Twenty five years ago health expenditures in the USA consumed 5% of GDP. Today that figure is around 17%. No other country comes close to this level of expenditure.
In 2015, for example, per capita spending on health in USA was $9451 compared to Australia $4420.
The USA pays more per capita for healthcare than any other country for mediocre health outcomes. In 2014, the USA ranked behind the United Kingdom, Switzerland, Sweden, Australia, Germany, Netherlands, New Zealand, Norway, France and Canada in health outcomes. The U.S. is last or near last on dimensions of access, efficiency, and equity.
First, the administrative costs of running the US health care system are astronomical. About one quarter of health care cost is associated with administration, far higher than in any other country.

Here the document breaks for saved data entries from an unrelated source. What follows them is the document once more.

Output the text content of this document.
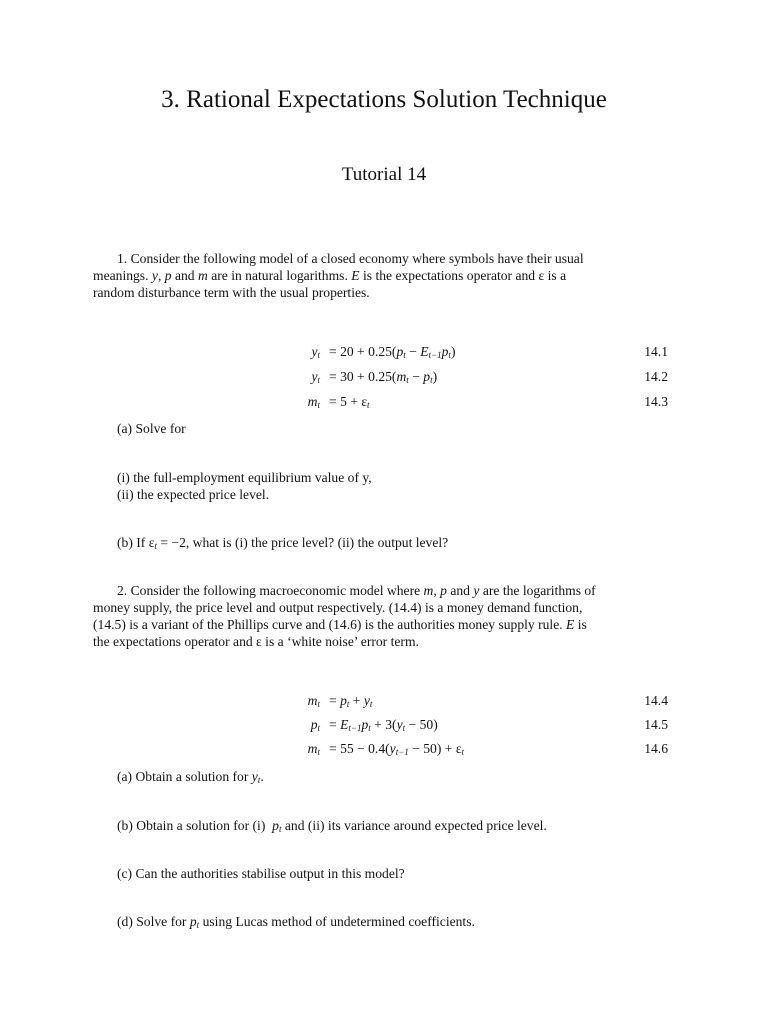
3. Rational Expectations Solution Technique
Tutorial 14
1. Consider the following model of a closed economy where symbols have their usual
meanings. y, p and m are in natural logarithms. E is the expectations operator and ε is a
random disturbance term with the usual properties.
$y_t = 20 + 0.25(p_t - E_{t-1}p_t)$	14.1
$y_t = 30 + 0.25(m_t - p_t)$	14.2
$m_t = 5 + \varepsilon_t$	14.3

(a) Solve for

(i) the full-employment equilibrium value of y,
(ii) the expected price level.

(b) If $\varepsilon_t = -2$, what is (i) the price level? (ii) the output level?

2. Consider the following macroeconomic model where m, p and y are the logarithms of
money supply, the price level and output respectively. (14.4) is a money demand function,
(14.5) is a variant of the Phillips curve and (14.6) is the authorities money supply rule. E is
the expectations operator and ε is a ‘white noise’ error term.
$m_t = p_t + y_t$	14.4
$p_t = E_{t-1}p_t + 3(y_t - 50)$	14.5
$m_t = 55 - 0.4(y_{t-1} - 50) + \varepsilon_t$	14.6

(a) Obtain a solution for $y_t$.

(b) Obtain a solution for (i)  $p_t$ and (ii) its variance around expected price level.

(c) Can the authorities stabilise output in this model?

(d) Solve for $p_t$ using Lucas method of undetermined coefficients.
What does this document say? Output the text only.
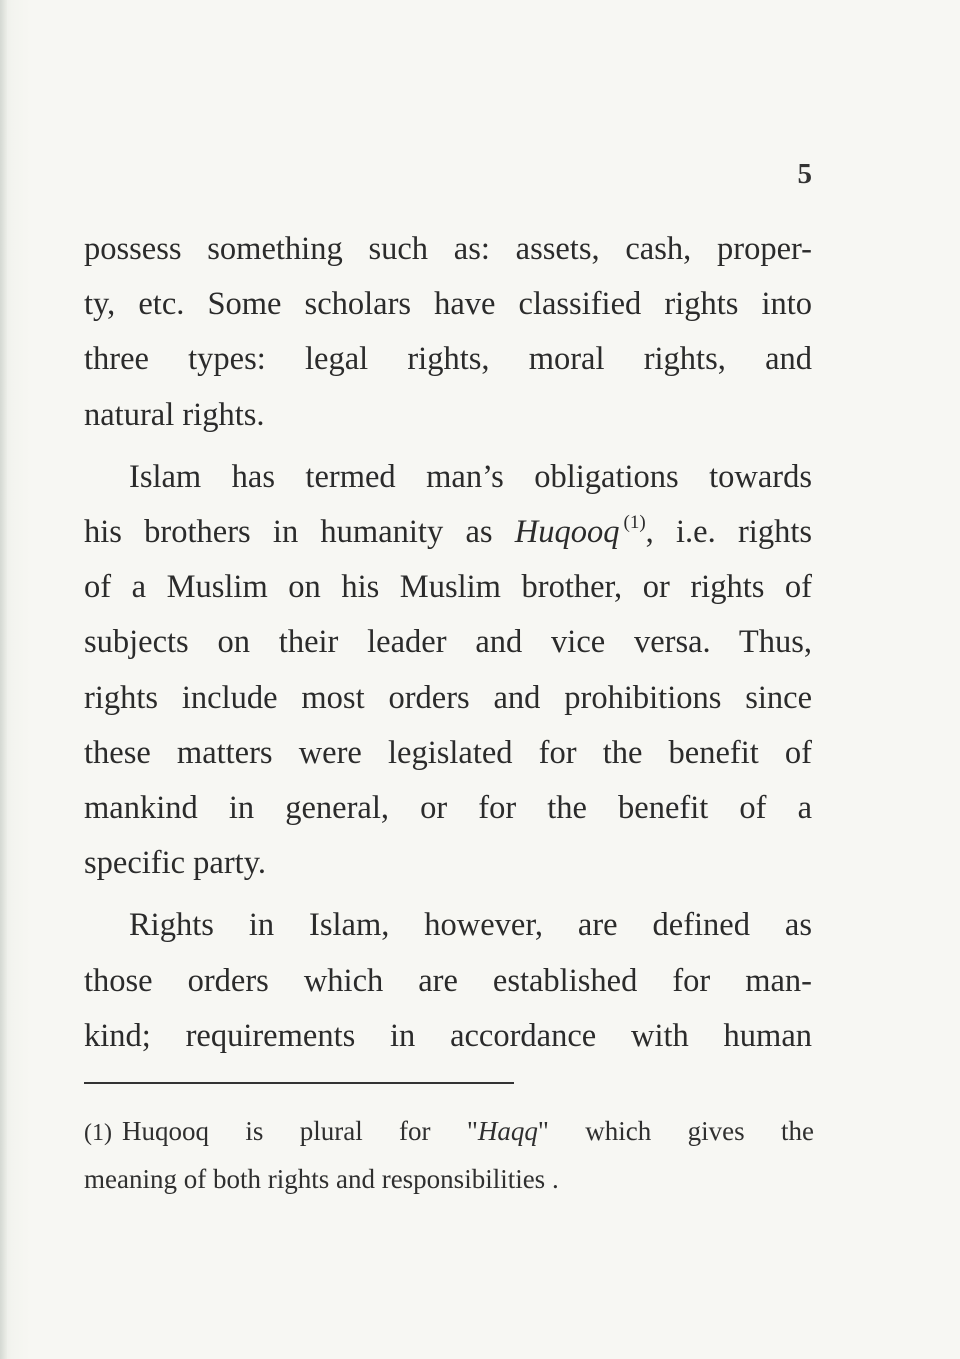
5

possess something such as: assets, cash, proper-
ty, etc. Some scholars have classified rights into
three types: legal rights, moral rights, and
natural rights.

Islam has termed man’s obligations towards
his brothers in humanity as Huqooq $^{(1)}$, i.e. rights
of a Muslim on his Muslim brother, or rights of
subjects on their leader and vice versa. Thus,
rights include most orders and prohibitions since
these matters were legislated for the benefit of
mankind in general, or for the benefit of a
specific party.

Rights in Islam, however, are defined as
those orders which are established for man-
kind; requirements in accordance with human

(1) Huqooq is plural for "Haqq" which gives the
meaning of both rights and responsibilities .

Second, the U.S. spends more than other countries do on many of the same things. Drugs are the most commonly noted item. A branded drug will cost much more in the U.S. than in other countries. Doctors also earn more for doing the same thing in the U.S. than they do in other countries. And many suppliers charge more for things like durable medical equipment in the U.S. than in other countries.
Third, Americans receive more medical care than people do in other countries. This not so much in terms of doctor visits, but if a person has a heart attack in the United States, they are much more likely to get open heart surgery than they are in most other countries. There are grey areas where it is not clear whether open heart surgery is warranted. In the U.S., people will have the operation in circumstances where in Canada, for example, they will not. Yet life expectancy or one-year mortality after a heart attack is the same in the two countries.
The House of representatives in the USA has now passed Donald Trump’s repeal of Obamacare with Trump’s health care “reform”. The package is yet to be considered by the Senate.
What is the key element of Trump’s “reform”?
Trump’s scheme does nothing to restrain the excessive level of spending on health care. But neither did Obamacare. Obama’s scheme had its problems. One of these was that while it gave cover to millions that did not have cover, it failed to attack the over spending problem. It extended cover to an extra 20-25 million but still left another 20 million or so without cover.
Obama’s scheme paid for extension of health insurance by taxing high income individuals. Individuals earning more than $200,000 and couples earning more that $250,000 had to pay the new health tax on income earned above these thresholds.
According to economist Richard Wolff the main element of the Trump package is to get rid of that tax.
According to the Committee for a responsible federal budget Trump’s policy will result in about 21 million people losing health cover. This will approximately double the number of Americans without health insurance to in excess of 40 million people. The repeal of the Obama tax increases will cost $660 billion over 10 years.
Politically, the Republicans could not admit that the main element of their ‘reform’ is to remove the extra cover provided through Obamacare by cutting taxes on the rich. So they have framed their political attack on the elements of Obamacare that mandated health insurance in certain instances, labelling these as government interference with the right to individual choice.